Wu Zheng-Rong, Liu Jian, Li Jian-Ying, Zheng Li-Fang, Li Yang, Wang Xing, Xie Qing-Jian, Wang Ai-Xia, Li Ying-Hui, Liu Rong-Hui, Li Hong-Yu
School of Pharmaceutics, Lanzhou University, 222 Tian Shui South Road, Lanzhou 730000, People's Republic of China.
The First Hospital of Lanzhou University, Lanzhou 730000, People's Republic of China.
Eur J Med Chem. 2014 Oct 6;85:778-83. doi: 10.1016/j.ejmech.2014.08.040. Epub 2014 Aug 12.
In order to generate compounds with superior antitumor activity and reduced toxicity, twelve new hydroxycinnamic acid hydrazide derivatives were synthesized and evaluated for their antiproliferative activities against two cancer cell lines (H1299 lung carcinoma cells and MCF-7 breast cancer cells), and compared to two normal counterparts (NL-20 lung epithelial cells and H184B5F5/M10 breast cells) by MTT method. The results demonstrated that some of these compounds possessed good antiproliferative activity against the two cancer cell lines. Among them, compound 2c was active against the growth of H1299 lung carcinoma cells with IC50 values of 1.50 μM, which was more active than the positive topotecan (IC50 = 4.18 μM). Simultaneously, it showed lower cytotoxic effects on normal NL-20 lung epithelial cells (IC50 > 10 μM). Mechanism studies indicated that it induced cell cycle arrest at G2/M phase followed by activation of caspase-3, and consequently caused the cell death. Further studies on the structure optimization are ongoing.
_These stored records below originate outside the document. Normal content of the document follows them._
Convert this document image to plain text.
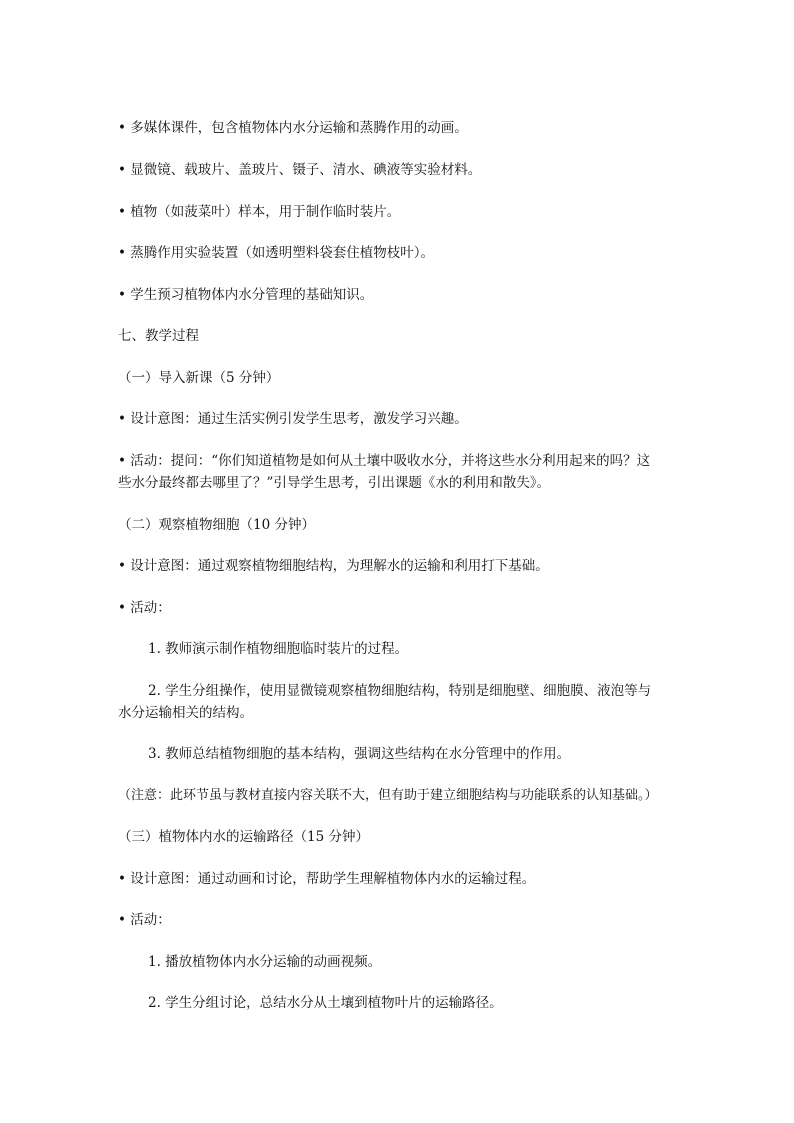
• 多媒体课件，包含植物体内水分运输和蒸腾作用的动画。
• 显微镜、载玻片、盖玻片、镊子、清水、碘液等实验材料。
• 植物（如菠菜叶）样本，用于制作临时装片。
• 蒸腾作用实验装置（如透明塑料袋套住植物枝叶）。
• 学生预习植物体内水分管理的基础知识。
七、教学过程
（一）导入新课（5 分钟）
• 设计意图：通过生活实例引发学生思考，激发学习兴趣。
• 活动：提问：“你们知道植物是如何从土壤中吸收水分，并将这些水分利用起来的吗？这
些水分最终都去哪里了？”引导学生思考，引出课题《水的利用和散失》。
（二）观察植物细胞（10 分钟）
• 设计意图：通过观察植物细胞结构，为理解水的运输和利用打下基础。
• 活动：
1. 教师演示制作植物细胞临时装片的过程。
2. 学生分组操作，使用显微镜观察植物细胞结构，特别是细胞壁、细胞膜、液泡等与
水分运输相关的结构。
3. 教师总结植物细胞的基本结构，强调这些结构在水分管理中的作用。
（注意：此环节虽与教材直接内容关联不大，但有助于建立细胞结构与功能联系的认知基础。）
（三）植物体内水的运输路径（15 分钟）
• 设计意图：通过动画和讨论，帮助学生理解植物体内水的运输过程。
• 活动：
1. 播放植物体内水分运输的动画视频。
2. 学生分组讨论，总结水分从土壤到植物叶片的运输路径。
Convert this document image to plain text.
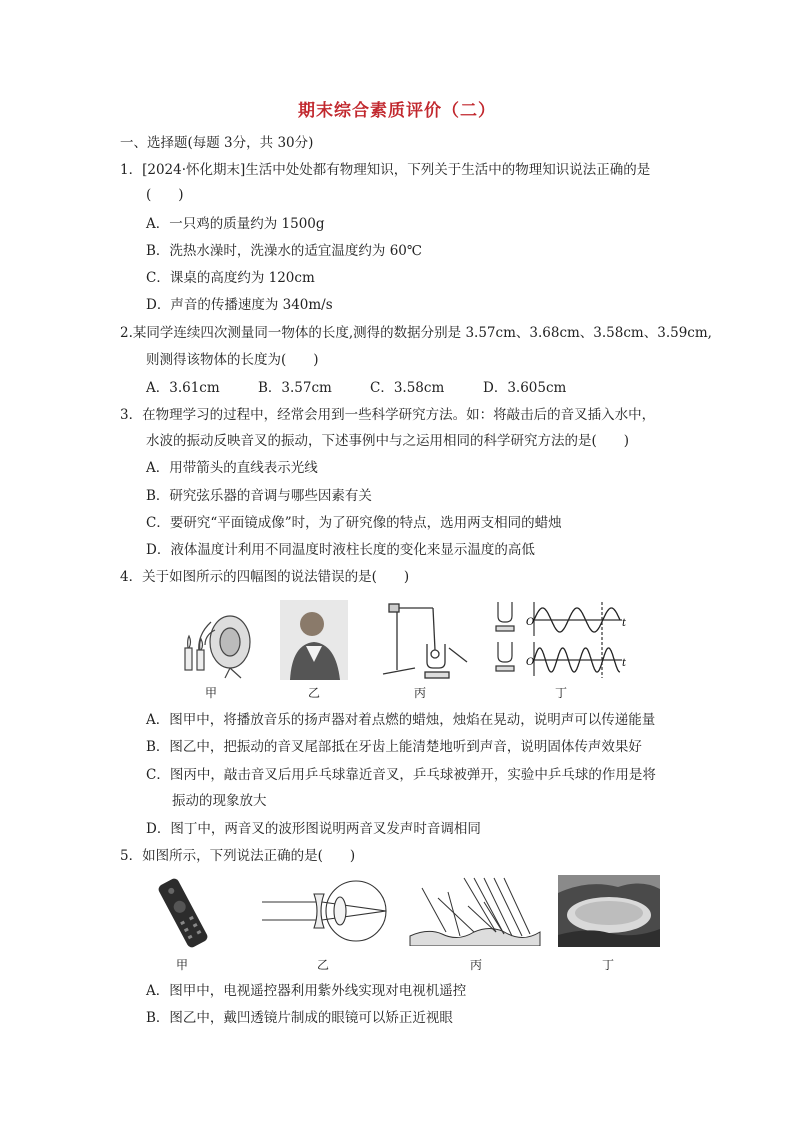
期末综合素质评价（二）
一、选择题(每题 3分，共 30分)
1．[2024·怀化期末]生活中处处都有物理知识，下列关于生活中的物理知识说法正确的是
(　　)
A．一只鸡的质量约为 1500g
B．洗热水澡时，洗澡水的适宜温度约为 60℃
C．课桌的高度约为 120cm
D．声音的传播速度为 340m/s
2.某同学连续四次测量同一物体的长度,测得的数据分别是 3.57cm、3.68cm、3.58cm、3.59cm,
则测得该物体的长度为(　　)
A．3.61cm	B．3.57cm	C．3.58cm	D．3.605cm
3．在物理学习的过程中，经常会用到一些科学研究方法。如：将敲击后的音叉插入水中，
水波的振动反映音叉的振动，下述事例中与之运用相同的科学研究方法的是(　　)
A．用带箭头的直线表示光线
B．研究弦乐器的音调与哪些因素有关
C．要研究“平面镜成像”时，为了研究像的特点，选用两支相同的蜡烛
D．液体温度计利用不同温度时液柱长度的变化来显示温度的高低
4．关于如图所示的四幅图的说法错误的是(　　)
甲	乙	丙
O	t
O	t
丁
A．图甲中，将播放音乐的扬声器对着点燃的蜡烛，烛焰在晃动，说明声可以传递能量
B．图乙中，把振动的音叉尾部抵在牙齿上能清楚地听到声音，说明固体传声效果好
C．图丙中，敲击音叉后用乒乓球靠近音叉，乒乓球被弹开，实验中乒乓球的作用是将
振动的现象放大
D．图丁中，两音叉的波形图说明两音叉发声时音调相同
5．如图所示，下列说法正确的是(　　)
甲	乙	丙	丁
A．图甲中，电视遥控器利用紫外线实现对电视机遥控
B．图乙中，戴凹透镜片制成的眼镜可以矫正近视眼
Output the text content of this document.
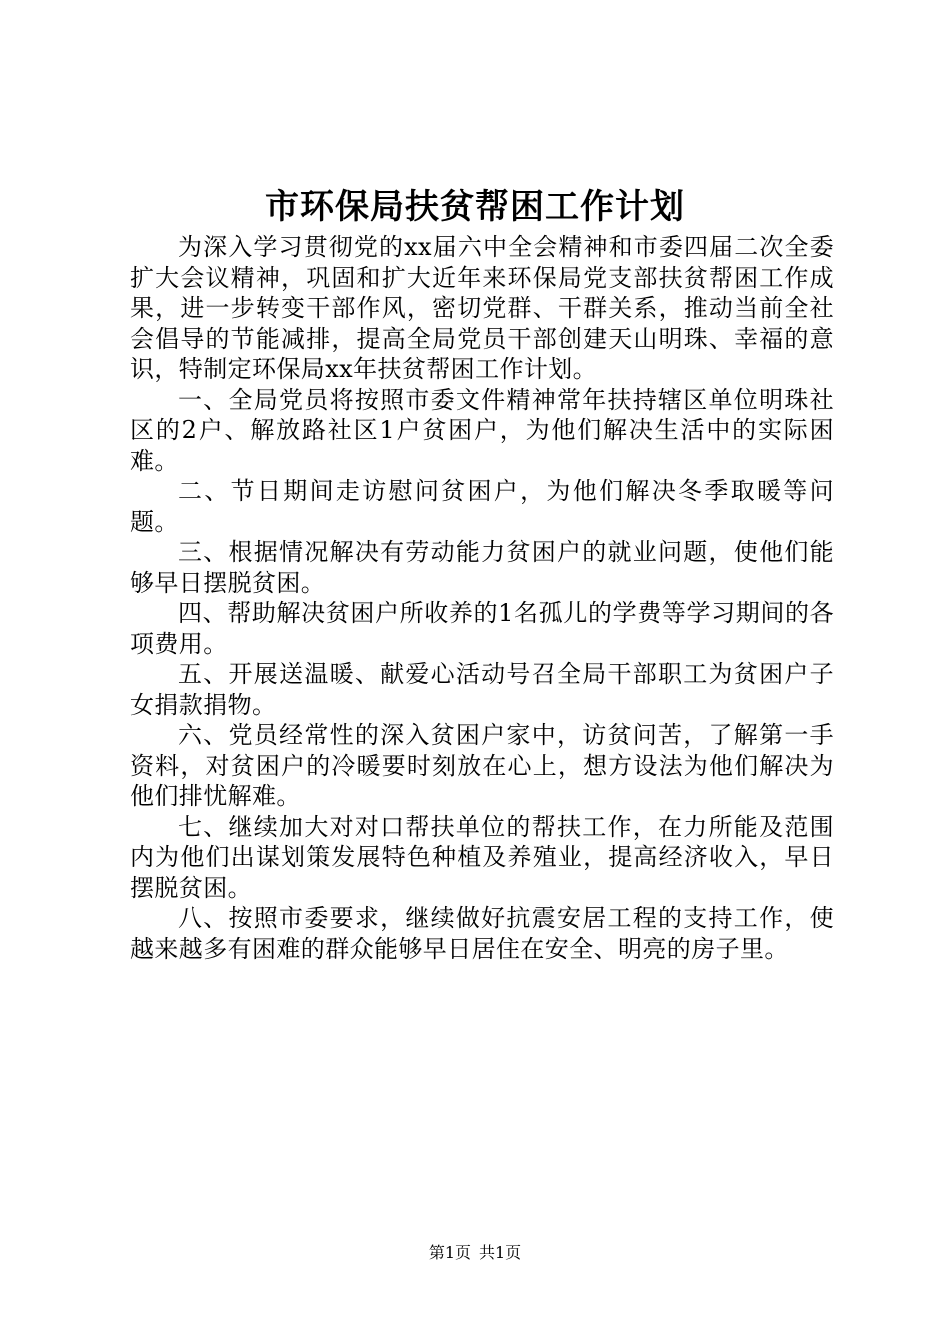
市环保局扶贫帮困工作计划

为深入学习贯彻党的xx届六中全会精神和市委四届二次全委扩大会议精神，巩固和扩大近年来环保局党支部扶贫帮困工作成果，进一步转变干部作风，密切党群、干群关系，推动当前全社会倡导的节能减排，提高全局党员干部创建天山明珠、幸福的意识，特制定环保局xx年扶贫帮困工作计划。

一、全局党员将按照市委文件精神常年扶持辖区单位明珠社区的2户、解放路社区1户贫困户，为他们解决生活中的实际困难。

二、节日期间走访慰问贫困户，为他们解决冬季取暖等问题。

三、根据情况解决有劳动能力贫困户的就业问题，使他们能够早日摆脱贫困。

四、帮助解决贫困户所收养的1名孤儿的学费等学习期间的各项费用。

五、开展送温暖、献爱心活动号召全局干部职工为贫困户子女捐款捐物。

六、党员经常性的深入贫困户家中，访贫问苦，了解第一手资料，对贫困户的冷暖要时刻放在心上，想方设法为他们解决为他们排忧解难。

七、继续加大对对口帮扶单位的帮扶工作，在力所能及范围内为他们出谋划策发展特色种植及养殖业，提高经济收入，早日摆脱贫困。

八、按照市委要求，继续做好抗震安居工程的支持工作，使越来越多有困难的群众能够早日居住在安全、明亮的房子里。

第1页 共1页
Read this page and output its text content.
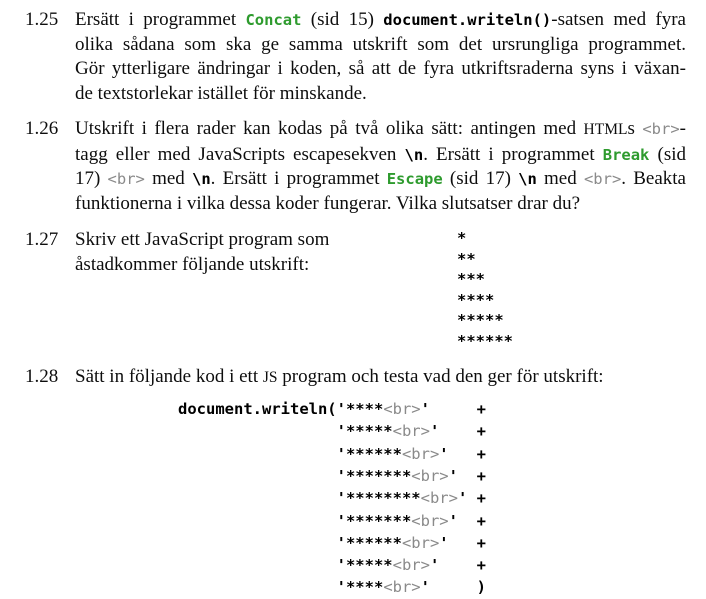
1.25 Ersätt i programmet Concat (sid 15) document.writeln()-satsen med fyra
olika sådana som ska ge samma utskrift som det ursrungliga programmet.
Gör ytterligare ändringar i koden, så att de fyra utkriftsraderna syns i växan-
de textstorlekar istället för minskande.
1.26 Utskrift i flera rader kan kodas på två olika sätt: antingen med HTMLs <br>-
tagg eller med JavaScripts escapesekven \n. Ersätt i programmet Break (sid
17) <br> med \n. Ersätt i programmet Escape (sid 17) \n med <br>. Beakta
funktionerna i vilka dessa koder fungerar. Vilka slutsatser drar du?
1.27 Skriv ett JavaScript program som
åstadkommer följande utskrift:
*
**
***
****
*****
******
1.28 Sätt in följande kod i ett JS program och testa vad den ger för utskrift:
document.writeln('****<br>'     +
'*****<br>'    +
'******<br>'   +
'*******<br>'  +
'********<br>' +
'*******<br>'  +
'******<br>'   +
'*****<br>'    +
'****<br>'     )
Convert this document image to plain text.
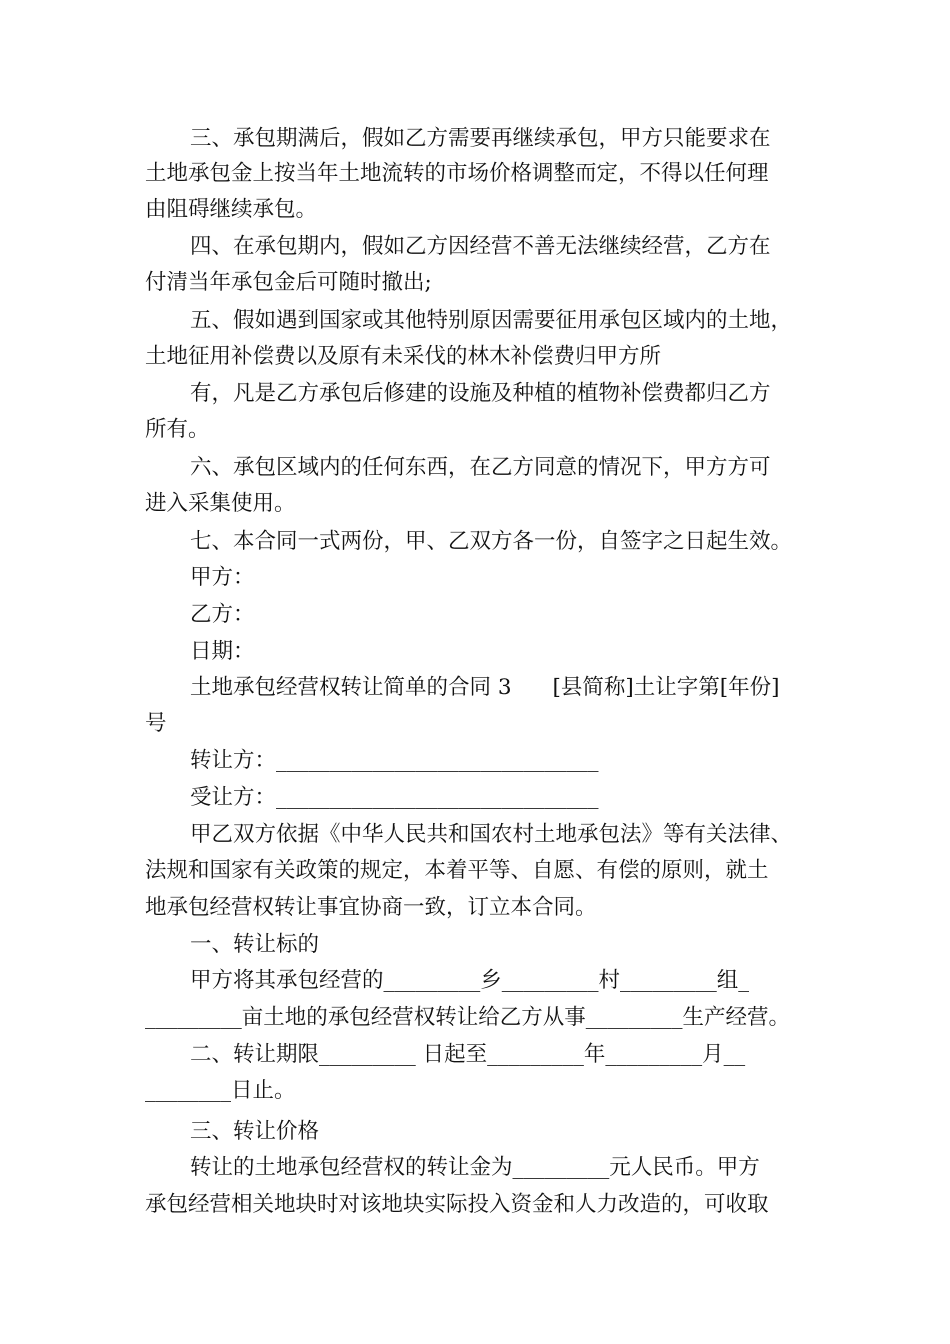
三、承包期满后，假如乙方需要再继续承包，甲方只能要求在
土地承包金上按当年土地流转的市场价格调整而定，不得以任何理
由阻碍继续承包。
四、在承包期内，假如乙方因经营不善无法继续经营，乙方在
付清当年承包金后可随时撤出;
五、假如遇到国家或其他特别原因需要征用承包区域内的土地，
土地征用补偿费以及原有未采伐的林木补偿费归甲方所
有，凡是乙方承包后修建的设施及种植的植物补偿费都归乙方
所有。
六、承包区域内的任何东西，在乙方同意的情况下，甲方方可
进入采集使用。
七、本合同一式两份，甲、乙双方各一份，自签字之日起生效。
甲方：
乙方：
日期：
土地承包经营权转让简单的合同 3      [县简称]土让字第[年份]
号
转让方：______________________________
受让方：______________________________
甲乙双方依据《中华人民共和国农村土地承包法》等有关法律、
法规和国家有关政策的规定，本着平等、自愿、有偿的原则，就土
地承包经营权转让事宜协商一致，订立本合同。
一、转让标的
甲方将其承包经营的_________乡_________村_________组_
_________亩土地的承包经营权转让给乙方从事_________生产经营。
二、转让期限_________ 日起至_________年_________月__
________日止。
三、转让价格
转让的土地承包经营权的转让金为_________元人民币。甲方
承包经营相关地块时对该地块实际投入资金和人力改造的，可收取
为了生成具有优异抗肿瘤活性和降低毒性的化合物,合成了12种新的羟基肉桂酸酰肼衍生物,并通过MTT法评估了它们对两种癌细胞系(H1299肺癌细胞和MCF-7乳腺癌细胞)的抗增殖活性,并与两种正常对照细胞系(NL-20肺上皮细胞和H184B5F5/M10乳腺细胞)进行了比较。结果表明,其中一些化合物对这两种癌细胞系具有良好的抗增殖活性。其中,化合物2c对H1299肺癌细胞的生长具有活性,IC50值为1.50 μM,比阳性对照拓扑替康(IC50 = 4.18 μM)更具活性。同时,它对正常的NL-20肺上皮细胞显示出较低的细胞毒性作用(IC50 > 10 μM)。机制研究表明,它诱导细胞周期停滞在G2/M期,随后激活caspase-3,从而导致细胞死亡。关于结构优化的进一步研究正在进行中。